= Australian cricket team in South Africa in 1935–36 =

International cricket tour

The Australia national cricket team toured South Africa from November 1935 to March 1936 and played a five-match Test series against South Africa. Australia won the Test series 4–0. Australia were captained by Vic Richardson; South Africa by Herby Wade.

==The team==

- Vic Richardson (captain)
- Stan McCabe (vice-captain)
- Ben Barnett
- Bill Brown
- Arthur Chipperfield
- Len Darling
- Jack Fingleton
- Chuck Fleetwood-Smith
- Clarrie Grimmett
- Ernie McCormick
- Leo O'Brien
- Bert Oldfield
- Bill O'Reilly
- Morris Sievers

Don Bradman and Alan Kippax were unavailable. Hans Ebeling was selected but later withdrew and was replaced by Sievers. Harold Rowe was the manager.

==The tour==
The Australians played 16 matches, all of them first-class. They won 13 (10 of them by an innings) and drew the other three.
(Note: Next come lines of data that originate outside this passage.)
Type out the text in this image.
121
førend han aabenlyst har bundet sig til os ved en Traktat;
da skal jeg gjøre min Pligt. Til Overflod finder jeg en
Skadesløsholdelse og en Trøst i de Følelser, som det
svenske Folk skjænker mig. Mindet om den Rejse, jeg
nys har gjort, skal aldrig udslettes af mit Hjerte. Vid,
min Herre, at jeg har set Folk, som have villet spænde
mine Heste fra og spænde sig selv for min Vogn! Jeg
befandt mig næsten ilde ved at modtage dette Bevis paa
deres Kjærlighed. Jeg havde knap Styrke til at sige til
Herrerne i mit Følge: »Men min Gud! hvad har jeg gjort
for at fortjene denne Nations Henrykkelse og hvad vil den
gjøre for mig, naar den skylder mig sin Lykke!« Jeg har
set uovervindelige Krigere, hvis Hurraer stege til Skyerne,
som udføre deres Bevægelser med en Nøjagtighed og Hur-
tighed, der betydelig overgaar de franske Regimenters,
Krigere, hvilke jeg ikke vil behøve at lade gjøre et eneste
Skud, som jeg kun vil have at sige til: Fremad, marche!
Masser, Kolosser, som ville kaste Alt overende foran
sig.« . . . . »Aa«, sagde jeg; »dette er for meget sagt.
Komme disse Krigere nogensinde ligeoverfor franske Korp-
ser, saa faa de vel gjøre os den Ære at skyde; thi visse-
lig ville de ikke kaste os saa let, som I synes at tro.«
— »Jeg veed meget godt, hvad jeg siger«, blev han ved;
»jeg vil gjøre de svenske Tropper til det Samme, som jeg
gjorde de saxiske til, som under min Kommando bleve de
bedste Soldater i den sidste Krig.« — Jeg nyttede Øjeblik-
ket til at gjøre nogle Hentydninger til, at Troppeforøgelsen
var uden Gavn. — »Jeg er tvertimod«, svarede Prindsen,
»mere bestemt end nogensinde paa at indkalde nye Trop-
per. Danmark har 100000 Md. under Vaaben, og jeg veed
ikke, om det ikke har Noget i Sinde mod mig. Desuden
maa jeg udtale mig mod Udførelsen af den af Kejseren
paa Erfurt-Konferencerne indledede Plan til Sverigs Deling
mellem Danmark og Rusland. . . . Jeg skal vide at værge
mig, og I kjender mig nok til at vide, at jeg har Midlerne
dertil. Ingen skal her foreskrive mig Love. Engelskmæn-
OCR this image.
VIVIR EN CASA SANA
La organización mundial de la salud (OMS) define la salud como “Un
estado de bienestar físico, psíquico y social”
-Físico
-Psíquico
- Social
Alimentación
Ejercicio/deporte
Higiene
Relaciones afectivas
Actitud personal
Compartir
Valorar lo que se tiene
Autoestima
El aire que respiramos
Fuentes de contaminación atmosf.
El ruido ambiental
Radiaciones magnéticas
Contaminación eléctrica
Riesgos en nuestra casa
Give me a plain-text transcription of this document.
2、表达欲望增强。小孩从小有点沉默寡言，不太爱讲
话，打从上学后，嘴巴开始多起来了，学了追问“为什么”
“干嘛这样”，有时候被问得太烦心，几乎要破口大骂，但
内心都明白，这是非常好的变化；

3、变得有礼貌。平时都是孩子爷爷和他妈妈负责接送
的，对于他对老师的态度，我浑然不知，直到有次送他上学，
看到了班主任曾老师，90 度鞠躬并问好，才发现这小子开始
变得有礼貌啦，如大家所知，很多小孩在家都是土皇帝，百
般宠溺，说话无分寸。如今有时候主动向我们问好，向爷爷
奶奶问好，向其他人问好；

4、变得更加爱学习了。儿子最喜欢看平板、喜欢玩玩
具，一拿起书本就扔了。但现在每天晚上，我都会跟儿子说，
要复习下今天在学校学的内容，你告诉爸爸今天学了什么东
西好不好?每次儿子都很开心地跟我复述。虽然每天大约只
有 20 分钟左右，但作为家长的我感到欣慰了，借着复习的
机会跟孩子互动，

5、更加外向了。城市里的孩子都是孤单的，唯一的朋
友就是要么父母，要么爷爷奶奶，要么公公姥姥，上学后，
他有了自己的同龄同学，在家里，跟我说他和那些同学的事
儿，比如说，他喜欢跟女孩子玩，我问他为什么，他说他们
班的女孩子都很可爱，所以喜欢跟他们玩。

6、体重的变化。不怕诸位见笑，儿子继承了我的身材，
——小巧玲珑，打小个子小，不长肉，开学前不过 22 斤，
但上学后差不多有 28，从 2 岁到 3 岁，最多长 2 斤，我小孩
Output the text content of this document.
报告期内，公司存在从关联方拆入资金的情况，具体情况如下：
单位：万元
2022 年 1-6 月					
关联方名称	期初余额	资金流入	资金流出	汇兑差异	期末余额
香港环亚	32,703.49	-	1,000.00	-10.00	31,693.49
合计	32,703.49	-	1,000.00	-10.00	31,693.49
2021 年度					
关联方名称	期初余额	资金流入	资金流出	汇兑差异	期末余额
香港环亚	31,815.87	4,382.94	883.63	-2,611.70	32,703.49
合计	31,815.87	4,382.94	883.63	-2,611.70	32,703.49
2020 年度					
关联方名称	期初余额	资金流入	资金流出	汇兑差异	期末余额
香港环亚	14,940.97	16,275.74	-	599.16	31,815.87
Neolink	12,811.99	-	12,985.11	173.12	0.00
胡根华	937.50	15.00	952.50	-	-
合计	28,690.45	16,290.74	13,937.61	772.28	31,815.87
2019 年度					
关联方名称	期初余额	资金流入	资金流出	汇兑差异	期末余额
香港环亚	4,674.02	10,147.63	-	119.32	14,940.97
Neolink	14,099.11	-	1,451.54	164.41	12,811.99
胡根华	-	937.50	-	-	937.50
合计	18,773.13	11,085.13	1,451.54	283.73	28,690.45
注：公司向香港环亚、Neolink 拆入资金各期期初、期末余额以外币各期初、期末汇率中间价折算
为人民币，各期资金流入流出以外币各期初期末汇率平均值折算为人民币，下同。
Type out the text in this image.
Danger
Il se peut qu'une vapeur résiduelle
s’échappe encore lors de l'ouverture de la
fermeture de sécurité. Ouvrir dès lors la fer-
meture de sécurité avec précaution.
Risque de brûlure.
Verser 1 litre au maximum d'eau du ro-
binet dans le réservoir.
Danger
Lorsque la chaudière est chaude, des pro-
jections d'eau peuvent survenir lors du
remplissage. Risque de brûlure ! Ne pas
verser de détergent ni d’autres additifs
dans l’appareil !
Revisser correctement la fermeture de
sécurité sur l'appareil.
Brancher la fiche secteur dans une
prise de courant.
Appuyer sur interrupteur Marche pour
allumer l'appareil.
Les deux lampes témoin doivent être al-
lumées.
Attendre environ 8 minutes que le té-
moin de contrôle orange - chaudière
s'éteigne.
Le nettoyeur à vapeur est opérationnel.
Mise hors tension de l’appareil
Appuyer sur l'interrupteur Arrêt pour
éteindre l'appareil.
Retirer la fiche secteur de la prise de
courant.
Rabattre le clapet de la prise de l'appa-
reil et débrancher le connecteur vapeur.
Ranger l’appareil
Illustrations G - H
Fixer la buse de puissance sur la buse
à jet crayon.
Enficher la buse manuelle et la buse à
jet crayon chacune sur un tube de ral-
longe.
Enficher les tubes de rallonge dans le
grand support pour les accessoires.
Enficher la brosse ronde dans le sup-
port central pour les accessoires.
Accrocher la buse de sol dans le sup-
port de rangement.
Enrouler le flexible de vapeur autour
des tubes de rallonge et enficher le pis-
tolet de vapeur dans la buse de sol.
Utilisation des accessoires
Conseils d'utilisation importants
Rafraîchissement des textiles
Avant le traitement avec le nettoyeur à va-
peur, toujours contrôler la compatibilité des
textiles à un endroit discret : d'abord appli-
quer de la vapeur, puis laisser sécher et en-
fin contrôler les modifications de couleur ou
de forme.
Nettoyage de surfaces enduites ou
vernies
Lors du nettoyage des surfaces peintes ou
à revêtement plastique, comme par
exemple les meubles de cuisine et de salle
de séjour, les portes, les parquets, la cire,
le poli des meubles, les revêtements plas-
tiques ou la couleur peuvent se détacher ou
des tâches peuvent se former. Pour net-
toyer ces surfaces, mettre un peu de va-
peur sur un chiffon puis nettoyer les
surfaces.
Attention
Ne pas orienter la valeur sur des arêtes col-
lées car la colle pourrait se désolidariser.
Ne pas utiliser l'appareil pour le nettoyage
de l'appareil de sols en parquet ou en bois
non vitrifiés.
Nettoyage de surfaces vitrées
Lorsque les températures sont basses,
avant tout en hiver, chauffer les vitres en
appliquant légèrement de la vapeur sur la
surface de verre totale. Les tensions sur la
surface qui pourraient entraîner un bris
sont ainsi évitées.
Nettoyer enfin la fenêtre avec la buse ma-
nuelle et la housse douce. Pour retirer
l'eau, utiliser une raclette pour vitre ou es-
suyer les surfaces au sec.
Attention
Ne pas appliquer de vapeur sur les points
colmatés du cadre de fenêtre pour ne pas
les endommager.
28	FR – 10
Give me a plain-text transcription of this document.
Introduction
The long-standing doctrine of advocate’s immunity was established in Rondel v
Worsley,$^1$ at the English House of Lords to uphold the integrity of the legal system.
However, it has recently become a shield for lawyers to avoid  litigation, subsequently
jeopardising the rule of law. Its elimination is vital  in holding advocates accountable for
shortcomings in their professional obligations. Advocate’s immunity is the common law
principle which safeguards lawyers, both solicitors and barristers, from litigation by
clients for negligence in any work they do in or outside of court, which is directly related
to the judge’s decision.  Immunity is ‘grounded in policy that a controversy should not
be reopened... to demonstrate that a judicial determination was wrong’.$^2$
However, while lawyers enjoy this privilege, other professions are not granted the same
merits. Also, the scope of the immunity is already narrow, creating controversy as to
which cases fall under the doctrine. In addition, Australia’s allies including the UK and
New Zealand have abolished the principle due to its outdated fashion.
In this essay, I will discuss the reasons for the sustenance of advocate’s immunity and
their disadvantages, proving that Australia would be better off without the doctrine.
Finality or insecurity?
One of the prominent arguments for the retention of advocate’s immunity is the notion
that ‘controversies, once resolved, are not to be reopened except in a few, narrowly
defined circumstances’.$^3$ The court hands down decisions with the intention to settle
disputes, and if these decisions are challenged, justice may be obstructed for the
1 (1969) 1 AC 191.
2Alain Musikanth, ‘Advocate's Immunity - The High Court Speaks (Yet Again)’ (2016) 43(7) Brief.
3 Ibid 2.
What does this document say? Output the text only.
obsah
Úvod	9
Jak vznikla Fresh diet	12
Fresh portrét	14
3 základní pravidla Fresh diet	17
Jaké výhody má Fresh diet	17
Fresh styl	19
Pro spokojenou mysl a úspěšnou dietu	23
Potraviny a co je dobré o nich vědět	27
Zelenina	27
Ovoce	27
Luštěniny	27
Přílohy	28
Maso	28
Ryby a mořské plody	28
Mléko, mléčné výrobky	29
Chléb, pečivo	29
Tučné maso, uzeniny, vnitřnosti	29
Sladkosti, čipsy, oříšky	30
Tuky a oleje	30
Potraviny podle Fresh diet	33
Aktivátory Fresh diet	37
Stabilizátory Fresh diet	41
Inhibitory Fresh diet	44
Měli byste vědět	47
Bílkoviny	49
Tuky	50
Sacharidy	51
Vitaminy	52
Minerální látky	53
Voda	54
Of their four victories in the Tests, three were by an innings.

The leg-spin bowlers Grimmett (44 wickets) and O'Reilly (27) took 71 wickets between them in the Tests; the other Australian bowlers together took 27 wickets. On the tour overall O'Reilly took 95 wickets at an average of 13.56 and Grimmett took 92 at 14.80.